Accountants at the Institute of Chartered Accountants in England and Wales describe the rise in GDP as an “empty victory”.
The overall picture “remains that of a stagnant economy, where low productivity and high economic inactivity limit our growth potential,” says Suren Thero, director of economics at the institute.
He said: “A sharp exit from recession may inadvertently keep British interest rates high for longer, by giving policymakers who remain concerned about underlying inflationary pressures enough comfort about economic conditions to continue postponing interest rate cuts of all kinds.”
Commercial implications
What impact will this have on British hospitality? Despite early signs of economic growth, the Bank of England has kept interest rates at their current level, meaning businesses will continue to struggle with cost pressures.
Yesterday, seven members of the bank’s Monetary Policy Committee, which oversees interest rates, voted to keep the interest rate at 5.5%. Two members voted to abolish it.
UKHospitality claimed the Bank of England’s decision to hold interest rates again continues to force businesses to shift money from investing to paying bills.
Kate Nicholls, chief executive of UKHospitality, said: “It is disappointing that interest rates will not be cut when inflation has been falling steadily.
“Many hospitality businesses are still struggling to repay COVID-19 related loans due to persistently high interest rates, which continue to take money away from investment and business growth.
“Hospitality has proven its ability to drive economic growth, create jobs and contribute to the regeneration of towns and cities when it has the financial space to invest. Low interest rates are a key element in freeing up liquidity for businesses, and I hope interest rates will be lower next month.”
Amy Knight is a personal finance expert and small business commentator at the financial comparison site Nerdwalt UKHe said there would likely be a “painful delay” before UK business owners felt the benefits of a healthier economy.
“Services outperformed the manufacturing and construction sectors, both on a monthly and quarterly basis,” he said. “Small retail businesses will contribute to the impressive 0.7% growth in this sector.”
“However, persistent inflation has made it difficult to absorb business expenses. Although the increase in the VAT threshold is beneficial to some, business rates still have a significant impact on small businesses.

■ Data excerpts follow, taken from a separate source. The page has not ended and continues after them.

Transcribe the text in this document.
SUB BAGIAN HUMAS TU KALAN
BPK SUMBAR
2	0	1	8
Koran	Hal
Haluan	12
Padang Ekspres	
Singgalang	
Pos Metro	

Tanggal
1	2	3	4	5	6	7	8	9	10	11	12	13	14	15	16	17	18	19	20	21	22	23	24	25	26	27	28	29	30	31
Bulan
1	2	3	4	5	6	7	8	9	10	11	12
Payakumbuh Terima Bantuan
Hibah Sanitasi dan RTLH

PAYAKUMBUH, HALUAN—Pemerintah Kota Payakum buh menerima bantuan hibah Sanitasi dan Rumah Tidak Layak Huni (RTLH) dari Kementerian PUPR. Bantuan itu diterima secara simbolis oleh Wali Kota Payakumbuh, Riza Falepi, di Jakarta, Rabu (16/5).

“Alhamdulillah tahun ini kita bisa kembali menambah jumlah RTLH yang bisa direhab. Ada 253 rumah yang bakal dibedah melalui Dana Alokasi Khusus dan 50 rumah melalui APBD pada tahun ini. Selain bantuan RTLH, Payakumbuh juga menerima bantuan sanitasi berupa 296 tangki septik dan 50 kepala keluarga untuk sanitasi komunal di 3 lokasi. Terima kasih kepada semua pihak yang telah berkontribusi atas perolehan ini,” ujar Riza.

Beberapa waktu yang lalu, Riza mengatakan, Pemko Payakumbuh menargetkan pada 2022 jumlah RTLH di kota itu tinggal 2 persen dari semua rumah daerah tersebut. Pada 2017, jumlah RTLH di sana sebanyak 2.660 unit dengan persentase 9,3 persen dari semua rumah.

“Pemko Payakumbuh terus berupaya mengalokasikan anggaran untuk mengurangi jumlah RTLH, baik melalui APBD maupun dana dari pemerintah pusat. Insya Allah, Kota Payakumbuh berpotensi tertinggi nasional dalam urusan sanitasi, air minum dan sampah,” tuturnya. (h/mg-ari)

“Salaries have also risen dramatically, leaving many business owners unable to consider expansion as they are still struggling to pay off debts accumulated in recent years.”
The energy crisis, shipping delays and other pressures on the supply chain have created “deep holes that small businesses are still struggling to emerge from,” he said. Despite the economic recovery, “inflation has been part of the cost of doing business for so long that even positive economic news can leave a bitter taste for those who have spent the post-pandemic period watching their profits evaporate.”
Knight said a “generous cut” in interest rates at the next Monetary Policy Committee meeting would be necessary to “temper current expectations.”